Jose Manuel Barroso has called for flexibility on the issue of the Irish border
Jose Manuel Barroso has called for flexibility on the issue of the Irish border

This is where we are: the Commons stands overwhelmingly opposed to Theresa May’s EU withdrawal deal, for a variety of different reasons. Therefore the prime minister has headed to Brussels to try to get new assurances that might encourage some of the deal’s opponents to give it further consideration.

But the leaders of the EU 27, collectively and individually, aren’t playing ball, it seems. The deal is settled, they say publicly and privately, there’s nothing more to discuss, and the only change that can emerge from these latest meetings is – perhaps – some warmer words of assurance on the nature of the dreaded backstop arrangement.

And so the clock keeps ticking.

It is ironic, and perhaps inevitable, that Northern Ireland – which received next to no attention during the EU referendum campaign in 2016 – has emerged as the big sticking point in Mrs May’s efforts to land a deal that will merit the approval of the Commons.

Perhaps some MPs on all sides are considering just how different everything would be if no consideration had to be given at all to that small and troubled province. After all, taking England, Wales and Scotland out of the customs union and single market next March, while posing all the usual political difficulties we might expect, would not present the unusual difficulties that Northern Ireland has these last two and a half years.

Let’s cast our minds back to the start of negotiations when the EU insisted that Northern Ireland, thanks to its history and delicate politics, would be given a special status in these talks.

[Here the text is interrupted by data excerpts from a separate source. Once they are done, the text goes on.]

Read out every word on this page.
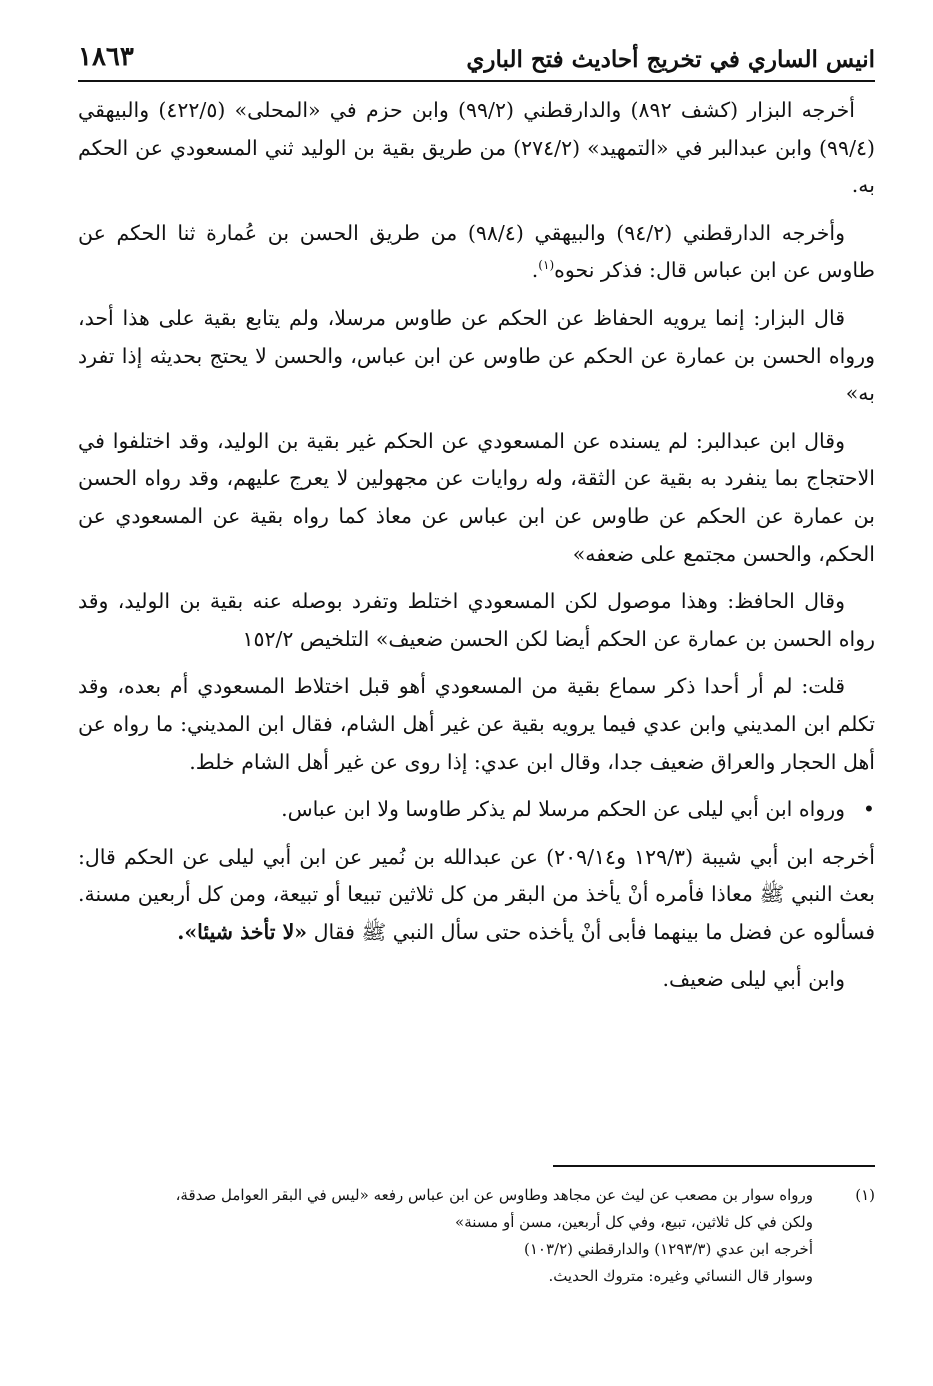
انيس الساري في تخريج أحاديث فتح الباري
١٨٦٣

أخرجه البزار (كشف ٨٩٢) والدارقطني (٩٩/٢) وابن حزم في «المحلى» (٤٢٢/٥) والبيهقي (٩٩/٤) وابن عبدالبر في «التمهيد» (٢٧٤/٢) من طريق بقية بن الوليد ثني المسعودي عن الحكم به.

وأخرجه الدارقطني (٩٤/٢) والبيهقي (٩٨/٤) من طريق الحسن بن عُمارة ثنا الحكم عن طاوس عن ابن عباس قال: فذكر نحوه$^{(١)}$.

قال البزار: إنما يرويه الحفاظ عن الحكم عن طاوس مرسلا، ولم يتابع بقية على هذا أحد، ورواه الحسن بن عمارة عن الحكم عن طاوس عن ابن عباس، والحسن لا يحتج بحديثه إذا تفرد به»

وقال ابن عبدالبر: لم يسنده عن المسعودي عن الحكم غير بقية بن الوليد، وقد اختلفوا في الاحتجاج بما ينفرد به بقية عن الثقة، وله روايات عن مجهولين لا يعرج عليهم، وقد رواه الحسن بن عمارة عن الحكم عن طاوس عن ابن عباس عن معاذ كما رواه بقية عن المسعودي عن الحكم، والحسن مجتمع على ضعفه»

وقال الحافظ: وهذا موصول لكن المسعودي اختلط وتفرد بوصله عنه بقية بن الوليد، وقد رواه الحسن بن عمارة عن الحكم أيضا لكن الحسن ضعيف» التلخيص ١٥٢/٢

قلت: لم أر أحدا ذكر سماع بقية من المسعودي أهو قبل اختلاط المسعودي أم بعده، وقد تكلم ابن المديني وابن عدي فيما يرويه بقية عن غير أهل الشام، فقال ابن المديني: ما رواه عن أهل الحجار والعراق ضعيف جدا، وقال ابن عدي: إذا روى عن غير أهل الشام خلط.

•
ورواه ابن أبي ليلى عن الحكم مرسلا لم يذكر طاوسا ولا ابن عباس.

أخرجه ابن أبي شيبة (١٢٩/٣ و٢٠٩/١٤) عن عبدالله بن نُمير عن ابن أبي ليلى عن الحكم قال: بعث النبي ﷺ معاذا فأمره أنْ يأخذ من البقر من كل ثلاثين تبيعا أو تبيعة، ومن كل أربعين مسنة. فسألوه عن فضل ما بينهما فأبى أنْ يأخذه حتى سأل النبي ﷺ فقال «لا تأخذ شيئا».

وابن أبي ليلى ضعيف.

(١)
ورواه سوار بن مصعب عن ليث عن مجاهد وطاوس عن ابن عباس رفعه «ليس في البقر العوامل صدقة،
ولكن في كل ثلاثين، تبيع، وفي كل أربعين، مسن أو مسنة»
أخرجه ابن عدي (١٢٩٣/٣) والدارقطني (١٠٣/٢)
وسوار قال النسائي وغيره: متروك الحديث.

The land border between the UK and Ireland would, after all, shortly become the land border between the EU and the outside world. The priority of all concerned was the preservation of peace; the way to achieve this was to respect and defend the advances contained in the Good Friday Agreement and keep the border open in both directions.

But not long after these warm and supportive assurances about Northern Ireland’s “special status” were made, European realpolitik kicked in. Far from offering it special status, the EU has instead insisted that it will treat the border between Northern Ireland and Ireland in exactly the same as the rest of its external borders. All rules will apply, as if Ulster is no different in EU bureaucrats’ minds from Turkey or Norway.

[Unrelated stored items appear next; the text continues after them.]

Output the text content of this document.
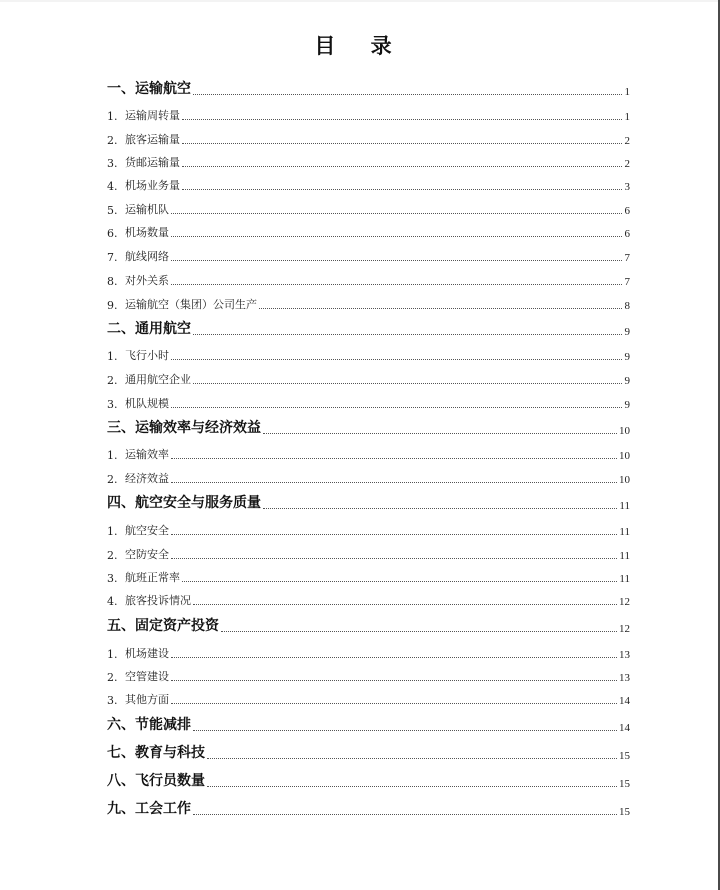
目 录
一、 运输航空	1
1. 运输周转量	1
2. 旅客运输量	2
3. 货邮运输量	2
4. 机场业务量	3
5. 运输机队	6
6. 机场数量	6
7. 航线网络	7
8. 对外关系	7
9. 运输航空（集团）公司生产	8
二、 通用航空	9
1. 飞行小时	9
2. 通用航空企业	9
3. 机队规模	9
三、 运输效率与经济效益	10
1. 运输效率	10
2. 经济效益	10
四、 航空安全与服务质量	11
1. 航空安全	11
2. 空防安全	11
3. 航班正常率	11
4. 旅客投诉情况	12
五、 固定资产投资	12
1. 机场建设	13
2. 空管建设	13
3. 其他方面	14
六、 节能减排	14
七、 教育与科技	15
八、 飞行员数量	15
九、 工会工作	15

And in their minds, it isn’t. Certainly, it was politically expedient to pretend that special consideration and flexibility could be applied there in order to preserve peace even as the UK departed from the EU. But as talks progressed, so the EU negotiating team came to realise that Northern Ireland’s greatest quality was not as a post-conflict example to the world, but as a stick with which to beat Britain’s government.

“Special status” for Northern Ireland quickly became “standard status”; that is, exactly the same status that applies to any country bordering the EU, and therefore the only alternative to a hard border is for Northern Ireland – and, the EU hope, the rest of the UK – to remain in the customs union.

Which is why we are where we are, with Conservative MPs understandably unhappy about the different regulatory regimes that might apply, in time, to Northern Ireland and to Britain, with the former essentially being held hostage by the threat of a return of a hard border and the violent consequences that most believe would result.

Now, at the last minute, riding over the hill to Mrs May’s rescue, comes the unlikeliest of defenders. José Manuel Barroso stepped down as EU Commission president in 2014, and his words must be read in the context of the freedom – and lack of authority – that comes with being a former holder of any powerful post. Nevertheless, he is injecting a degree of pragmatism and flexibility that his successor, Jean-Claude Juncker, finds it hard to summon.

Yesterday, Mr Barroso Tweeted: “Now that Brexit appears unavoidable it’s extremely important to get a deal that avoids the so called hard Brexit. The European Union, that until now has shown such remarkable coherence and intelligence on this issue, should show some flexibility on the backstop.”

Whether this suggests he recognises the need to offer Northern Ireland the flexible status that was implied earlier in the talks, or whether he’s suggesting some addendum to the agreement that would allow the UK to withdraw from the backstop without the agreement of the EU, is unclear. Either approach would be welcome and would help reassure suspicious Conservatives at home.

But flexibility has never been the EU’s forté. This is unavoidable: such a massive international co-operative effort can hardly work cohesively unless there is a robust legal framework to keep things ticking along. The thing is, that inflexibility is one of the reasons that Britons chose to leave in the first place.

The EU would be doing itself, as well as us, a favour if it recognised that pragmatism and flexibility can, on occasion, lead to the kind of solutions that strict interpretation of the rulebook cannot. What a pity that such insights only happen to politicians after they are safely removed from office.